In [1]:
from dataclasses import dataclass
from typing import List, Callable, Dict


In [2]:

@dataclass
class Token:
    '''Class representing a token with <type> and <value>

    Attributes:
        type (str): The token type.
        value (str): The token value.
    '''
    type: str
    value: str
#     target: str = ''

    def __repr__(self):
        return '({0}: "{1}")'.format(self.type, self.value)


@dataclass
class Block:
    '''Class representing a block with an <id> and <content>

    Attributes:
        id (str): A unique block id, likely a hash of its content. 
        content (List[Token]): The block's content; a list of tokens.
        indent (int): **this should probably be removed**
    '''
    id: str
    content: List[Token]
#     indent: int

    def __eq__(self, other) -> bool:
        return self.id == other.id

    def __repr__(self):
        return self.id + ': ' + ' '.join([x.value for x in self.content])


In [6]:
print(Token('REF', 'George Washington'))
print(Block('<some id>', [Token('REF', 'George Washington')]))

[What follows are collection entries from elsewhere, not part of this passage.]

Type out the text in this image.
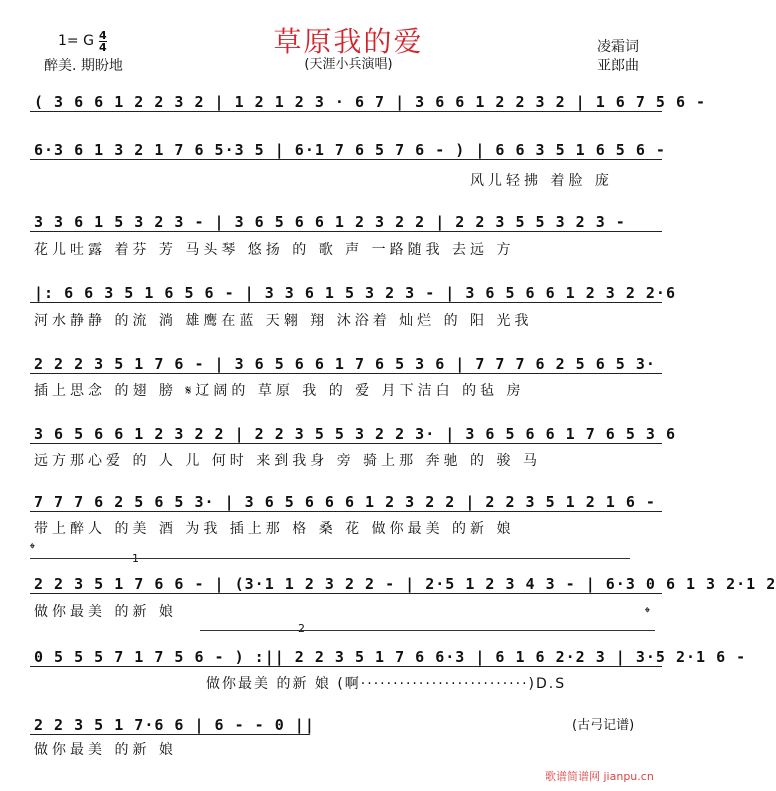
草原我的爱
1= G 4
4
醉美. 期盼地	(天涯小兵演唱)
凌霜词
亚郎曲
( 3 6 6 1 2 2 3 2 | 1 2 1 2 3 · 6 7 | 3 6 6 1 2 2 3 2 | 1 6 7 5 6 -
6·3 6 1 3 2 1 7 6 5·3 5 | 6·1 7 6 5 7 6 - ) | 6 6 3 5 1 6 5 6 -
风儿轻拂 着脸 庞
3 3 6 1 5 3 2 3 - | 3 6 5 6 6 1 2 3 2 2 | 2 2 3 5 5 3 2 3 -
花儿吐露 着芬 芳 马头琴 悠扬 的 歌 声 一路随我 去远 方
|: 6 6 3 5 1 6 5 6 - | 3 3 6 1 5 3 2 3 - | 3 6 5 6 6 1 2 3 2 2·6
河水静静 的流 淌 雄鹰在蓝 天翱 翔 沐浴着 灿烂 的 阳 光我
2 2 2 3 5 1 7 6 - | 3 6 5 6 6 1 7 6 5 3 6 | 7 7 7 6 2 5 6 5 3·
插上思念 的翅 膀 𝄋辽阔的 草原 我 的 爱 月下洁白 的毡 房
3 6 5 6 6 1 2 3 2 2 | 2 2 3 5 5 3 2 2 3· | 3 6 5 6 6 1 7 6 5 3 6
远方那心爱 的 人 儿 何时 来到我身 旁 骑上那 奔驰 的 骏 马
7 7 7 6 2 5 6 5 3· | 3 6 5 6 6 6 1 2 3 2 2 | 2 2 3 5 1 2 1 6 -
带上醉人 的美 酒 为我 插上那 格 桑 花 做你最美 的新 娘
𝄌
1
2 2 3 5 1 7 6 6 - | (3·1 1 2 3 2 2 - | 2·5 1 2 3 4 3 - | 6·3 0 6 1 3 2·1 2
做你最美 的新 娘	𝄌
2
0 5 5 5 7 1 7 5 6 - ) :|| 2 2 3 5 1 7 6 6·3 | 6 1 6 2·2 3 | 3·5 2·1 6 -
做你最美 的新 娘 (啊··························)D.S
2 2 3 5 1 7·6 6 | 6 - - 0 ||
做你最美 的新 娘
(古弓记谱)
歌谱简谱网 jianpu.cn
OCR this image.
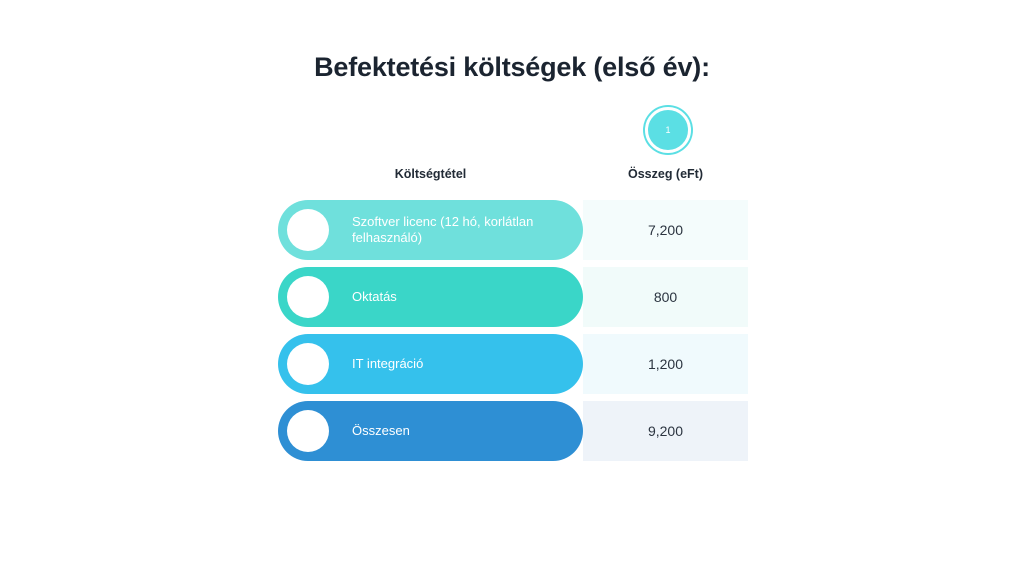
Befektetési költségek (első év):
1
Költségtétel	Összeg (eFt)
Szoftver licenc (12 hó, korlátlan felhasználó)	7,200
Oktatás	800
IT integráció	1,200
Összesen	9,200
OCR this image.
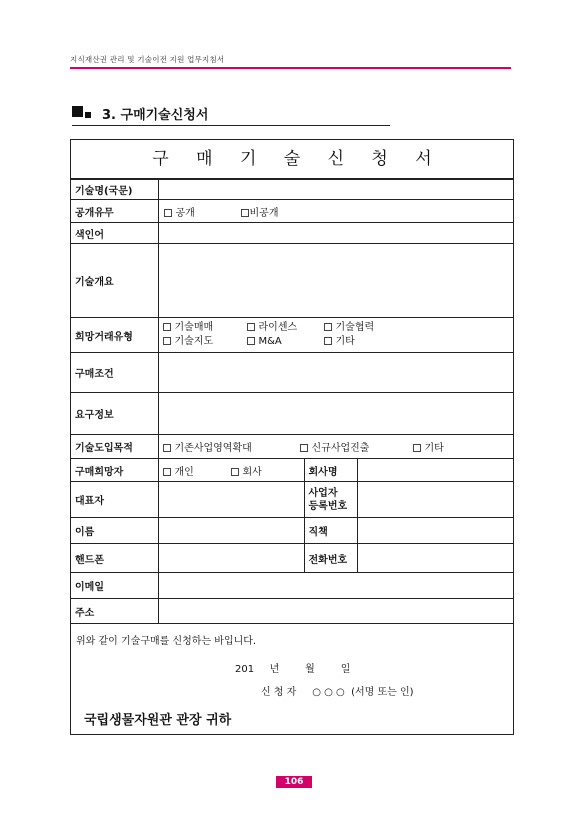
지식재산권 관리 및 기술이전 지원 업무지침서
3. 구매기술신청서
구 매 기 술 신 청 서
기술명(국문)			
공개유무	공개 비공개		
색인어			
기술개요			
희망거래유형	기술매매 라이센스 기술협력
기술지도 M&A 기타		
구매조건			
요구정보			
기술도입목적	기존사업영역확대 신규사업진출 기타		
구매희망자	개인 회사	회사명	
대표자		사업자
등록번호	
이름		직책	
핸드폰		전화번호	
이메일			
주소			
위와 같이 기술구매를 신청하는 바입니다.
201   년     월     일
신 청 자     ○ ○ ○  (서명 또는 인)
국립생물자원관 관장 귀하
106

(REF: "George Washington")
<some id>: George Washington


In [7]:
import re

def tokenize(text, groups):
    tokens = []

    index = 0
    while True:
        next_matches = []
        for gname in groups.keys():
            match = re.search(groups[gname]['open'], text[index:])
            if match:
                next_matches.append((match.span()[0], gname))

        if len(next_matches) > 0:
            m = min(next_matches, key=lambda x: x[0])
            match_index = m[0] + index
            match_type = m[1]
            close_index = re.search(groups[match_type]['close'], text[match_index:]).span()[1] + match_index

            tokens.append(Token('TXT', text[index:match_index]))
            tokens.append(Token(match_type, text[match_index:close_index]))
            index = close_index
        else:
            if len(text[index:]) > 0:
                tokens.append(Token('TXT', text[index:]))
            break

    return tokens


In [9]:
groups = {
    'ref': {
        'open': r'\[\[',
        'close': r'\]\]'
    },
    'keyword': {
        'open': r'\\',
        'close': r'.(?=\s|$)'
    }
}
text = r'good \bye [[moon]]! \yay'
tokenize(text, groups)

[(TXT: "good "),
 (keyword: "\bye"),
 (TXT: " "),
 (ref: "[[moon]]"),
 (TXT: "! "),
 (keyword: "\yay")]